Converting Dataset Tags to dictionaries to form a list of dicts

Joseph_Alcide · August 8, 2023, 1:25pm

I am currently trying to take stored dataset tags I have and form a new dictionary for each dataset (column names would be keys, and values would be values, only one row per dataset). When I print the type after reading these tags, it says its a java.util.ArrayList. When I try to convert it to a pyDataset using system.dataset.toPyDataset. I get the following error:
TypeError: toPyDataSet(): 1st arg can't be coerced to com.inductiveautomation.ignition.common.Dataset

Is there any way I can convert my datasets to pyDatasets/is there a way I can form these dictionaries using java scripting from this datatype (no experience in Java).

For example, dataset 1 is the following:

I just want to be able be able to convert it into the following dictionary { "Flow Rate": 0.0028, "Pressure": 0.0057, "Temperature": 0.0067.

Keep in mind that I have this dataset stored in a tag, only shown on table for visualization and cant do scripting based off dataset shown on table.

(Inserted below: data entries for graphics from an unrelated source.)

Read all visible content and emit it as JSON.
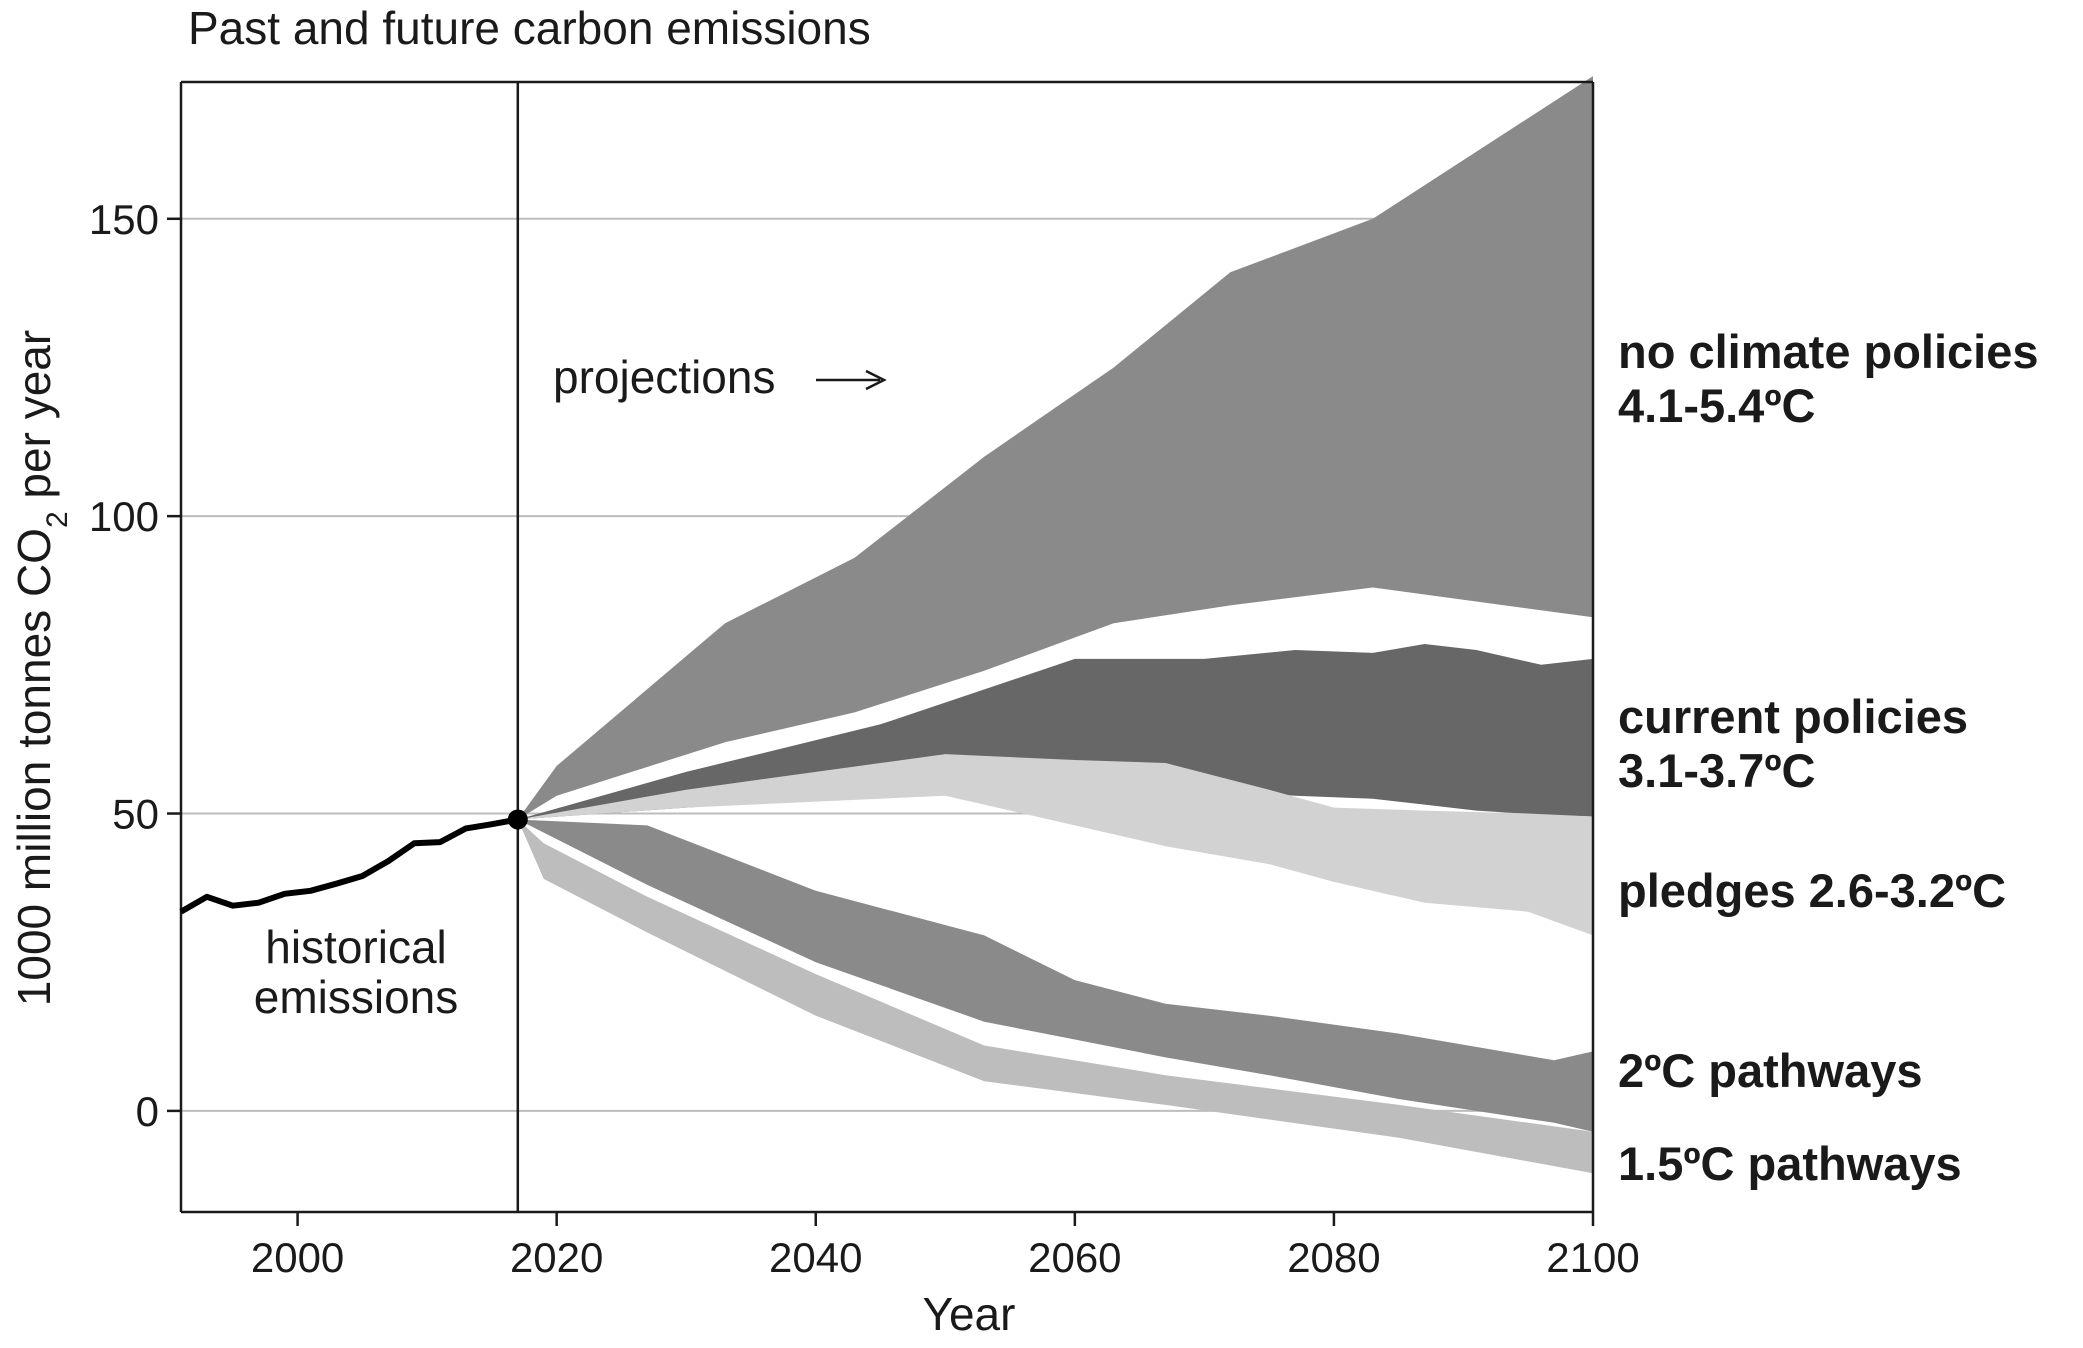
{
  "chart_data": {
    "type": "area",
    "title": "Past and future carbon emissions",
    "xlabel": "Year",
    "ylabel_main": "1000 million tonnes CO",
    "ylabel_sub": "2",
    "ylabel_tail": " per year",
    "xlim": [
      1991,
      2100
    ],
    "ylim": [
      -17,
      173
    ],
    "xticks": [
      2000,
      2020,
      2040,
      2060,
      2080,
      2100
    ],
    "yticks": [
      0,
      50,
      100,
      150
    ],
    "grid": "horizontal",
    "projection_start": 2017,
    "annotations": {
      "projections": "projections",
      "historical_line1": "historical",
      "historical_line2": "emissions"
    },
    "historical": {
      "x": [
        1991,
        1993,
        1995,
        1997,
        1999,
        2001,
        2003,
        2005,
        2007,
        2009,
        2011,
        2013,
        2015,
        2017
      ],
      "y": [
        33.5,
        36,
        34.5,
        35,
        36.5,
        37,
        38.2,
        39.5,
        42,
        45,
        45.2,
        47.5,
        48.2,
        49
      ]
    },
    "bands": [
      {
        "name": "no climate policies",
        "range_label": "4.1-5.4ºC",
        "color": "#8a8a8a",
        "x": [
          2017,
          2020,
          2033,
          2043,
          2053,
          2063,
          2072,
          2083,
          2100
        ],
        "upper": [
          49,
          58,
          82,
          93,
          110,
          125,
          141,
          150,
          174
        ],
        "lower": [
          49,
          53,
          62,
          67,
          74,
          82,
          85,
          88,
          83
        ]
      },
      {
        "name": "current policies",
        "range_label": "3.1-3.7ºC",
        "color": "#676767",
        "x": [
          2017,
          2030,
          2045,
          2060,
          2070,
          2077,
          2083,
          2087,
          2091,
          2096,
          2100
        ],
        "upper": [
          49,
          57,
          65,
          76,
          76,
          77.5,
          77,
          78.5,
          77.5,
          75,
          76
        ],
        "lower": [
          49,
          51,
          53,
          55,
          54,
          53,
          52.5,
          51.5,
          50.5,
          49.8,
          49.5
        ]
      },
      {
        "name": "pledges",
        "range_label": "2.6-3.2ºC",
        "color": "#d2d2d2",
        "x": [
          2017,
          2030,
          2050,
          2060,
          2067,
          2075,
          2080,
          2087,
          2095,
          2100
        ],
        "upper": [
          49,
          54,
          60,
          59,
          58.5,
          54,
          51,
          50.5,
          50,
          49.5
        ],
        "lower": [
          49,
          51,
          53,
          48,
          44.5,
          41.5,
          38.5,
          35,
          33.5,
          29.5
        ]
      },
      {
        "name": "2ºC pathways",
        "range_label": "",
        "color": "#8a8a8a",
        "x": [
          2017,
          2027,
          2040,
          2053,
          2060,
          2067,
          2075,
          2085,
          2097,
          2100
        ],
        "upper": [
          49,
          48,
          37,
          29.5,
          22,
          18,
          16,
          13,
          8.5,
          10
        ],
        "lower": [
          49,
          38,
          25,
          15,
          12,
          9,
          6,
          2,
          -2,
          -3.5
        ]
      },
      {
        "name": "1.5ºC pathways",
        "range_label": "",
        "color": "#bdbdbd",
        "x": [
          2017,
          2019,
          2027,
          2040,
          2053,
          2067,
          2085,
          2100
        ],
        "upper": [
          49,
          45,
          36,
          23,
          11,
          6,
          1,
          -3.5
        ],
        "lower": [
          49,
          39,
          30,
          16,
          5,
          1,
          -4.5,
          -10.5
        ]
      }
    ],
    "labels": {
      "no_policies_1": "no climate policies",
      "no_policies_2": "4.1-5.4ºC",
      "current_1": "current policies",
      "current_2": "3.1-3.7ºC",
      "pledges": "pledges 2.6-3.2ºC",
      "two_deg": "2ºC pathways",
      "one_five_deg": "1.5ºC pathways"
    }
  }
}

Any advise would be extremely appreciated, thanks!

lrose · August 8, 2023, 1:32pm

Okay, but why not?

You say that the tag is a Dataset tag, but what is it really? How are you getting the value from the tag? If I look at a dataset tag that I have in the tag browser, this is what I see.

pturmel · August 8, 2023, 1:32pm

Where is this script running?

Joseph_Alcide · August 8, 2023, 1:35pm

This is what I can see from the tag. I have the table building as you progress through pressing buttons and there is another row added below it. If its possible, it would be helpful if I could take this dataset from the table with two rows and make each row a dictionary and then make a list of dicts from that. Not sure if that's possible though.

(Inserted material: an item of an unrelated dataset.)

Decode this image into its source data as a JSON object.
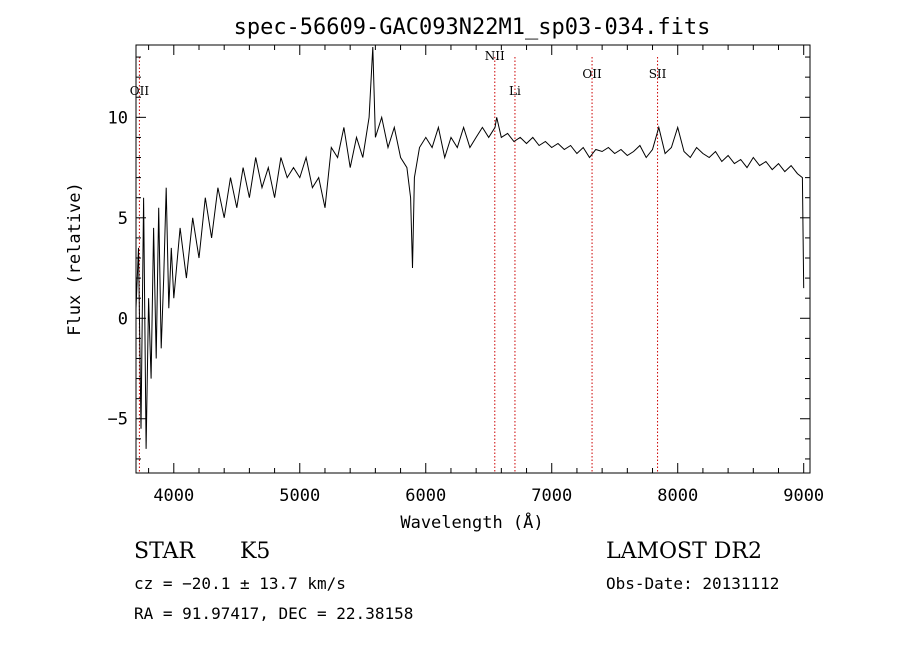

Joseph_Alcide · August 8, 2023, 1:37pm

Vision

pturmel · August 8, 2023, 1:38pm

It is trivial with my Simulation Aids module, with an expression binding like so:

forEach(
	{Coefficients/MLR},
	asMap(it())
)

This will work perfectly in Perspective. The problem you will have in Vision is that Vision has no custom property type that will hold the result. This will be true if you use a script to produce this, too.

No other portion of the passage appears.